En fait, on m’a envoyé faire ma formation d’officier à Brockville, Ontario, en 1941 je pense. Après ça, j’ai commencé une longue période d’entraînement dans des centres comme Saint-Jean [sur-Richelieu], Québec, Farnham, Québec, Huntingdon, Québec, etc. Je ne suis pas allé outre-mer avant l’automne 1944.
Oui, j’ai vécu tout ça, d’abord l’Angleterre pendant un bon bout de temps, puis la Hollande et l’Allemagne. Je pense que la compagnie dont je faisais partie avait à sa tête un commandant du nom de major [Frederick Albert] Tilson. Ce qui est sûr, c’est qu’il m’a appris des choses que je n’avais jamais entendues aupavavant, notamment que vous deviez toujours montrer que vous n’aviez pas peur. Il se promenait en pleine bataille au milieu des tirs comme s’il était à un pique-nique. Pendant l’entraînement, on nous avait appris à toujours rester à couvert. Lui il nous disait : « ne faites pas ça, ça a l’air complètement ridicule vous savez, c’est lâche ». Donc nous, les officiers, on devait se lever, circuler, être courageux, et ainsi de suite. Il a instillé ça en nous.

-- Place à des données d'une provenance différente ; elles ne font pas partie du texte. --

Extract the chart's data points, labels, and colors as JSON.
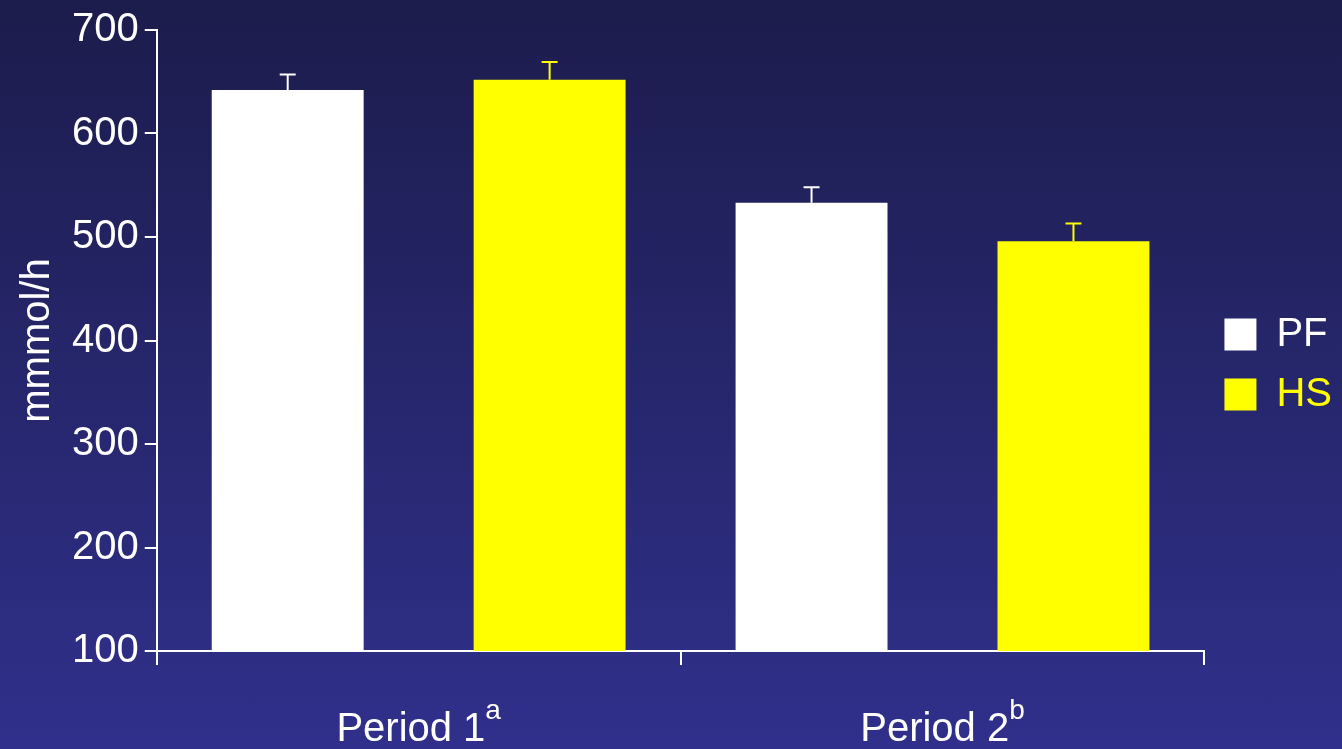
{
  "chart_data": {
    "type": "bar",
    "ylabel": "mmmol/h",
    "categories": [
      "Period 1$^{a}$",
      "Period 2$^{b}$"
    ],
    "series": [
      {
        "name": "PF",
        "color": "#ffffff",
        "values": [
          642,
          533
        ],
        "errors": [
          [
            642,
            657
          ],
          [
            533,
            548
          ]
        ]
      },
      {
        "name": "HS",
        "color": "#ffff00",
        "values": [
          652,
          496
        ],
        "errors": [
          [
            652,
            669
          ],
          [
            496,
            513
          ]
        ]
      }
    ],
    "ylim": [
      100,
      700
    ],
    "yticks": [
      100,
      200,
      300,
      400,
      500,
      600,
      700
    ],
    "grid": false,
    "legend": "right"
  }
}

On a fini dans la guerre des tranchées. Et là je me suis vraiment trouvé dans une situation dont je ne suis pas fier de parler. Nous étions dans une tranchée avec en face d’autres soldats dans la tranchée opposée. Dans notre tranchée, on était avec des soldats arrivés tout tout récemment. Je me souviens qu’à un moment donné on m’a ordonné de faire passer le peloton dans une autre tranchée, ce n’était pas le commandant de la compagnie qui me le demandait, mais le capitaine qui était en charge en même temps que lui. Mais c’était complètement ridicule de faire ça. Je ne comprenais pas pourquoi on nous demandait de faire une chose pareille. Vous voyez, une tranchée faisant face à une autre et on devait aller dans une tranchée de côté, y descendre pour rencontrer les autres et se faire tirer dessus. Ça me semblait complètement ridicule, mais c’était un ordre, donc on devait le faire. Je cherchais un moyen d’éviter à avoir à faire ça.
Mais ce qui a fini par arriver, c’est qu’en plus des bombardements incessants, on nous lançait plein de grenades et l’une d’elle m’a touché à la jambe et a explosée. Et je me suis servi de ça pour dire « ça suffit comme ça, on retourne dans la tranchée d’où on vient ». Parce qu’on avançait sans savoir où on allait, ni combien d’Allemands étaient devant nous. Certains ont considéré ma décision, y compris le major Tilson j’ai l’impression, comme un acte de lâcheté. Quand je l’ai rencontré plus tard, j’ai trouvé qu’il était, il est possible que je me trompe, mais j’ai trouvé qu’il m’évitait, peut-être parce qu’il n’approuvait pas la manière dont je m’étais conduit. Ça c’est une chose qui me perturbe jusqu’à ce jour. Quand on m’a dit de prendre ce peloton et de le mener d’une tranchée à l’autre, ce n’était pas juste pour moi, c’était pour tout le peloton que j’ai décidé en chemin que je trouverai n’importe quelle excuse pour ne pas avoir à le faire. Et c’est ce que j’ai fait.
Mais la guerre, c’est souvent comme ça, il faut se sacrifier, très souvent. Je pense que je n’étais pas préparé à ça. Même maintenant, je ne serais pas préparé. J’essaie d’être direct et honnête dans ce que je dis mais je ne pense pas avoir été un soldat particulièrement courageux ou quelque chose de ce genre. Mais je pense qu’il était important de penser au peloton en tant que commandant, pas seulement à soi-même, à tout le peloton, et aux situations dans lesquelles on le mettait.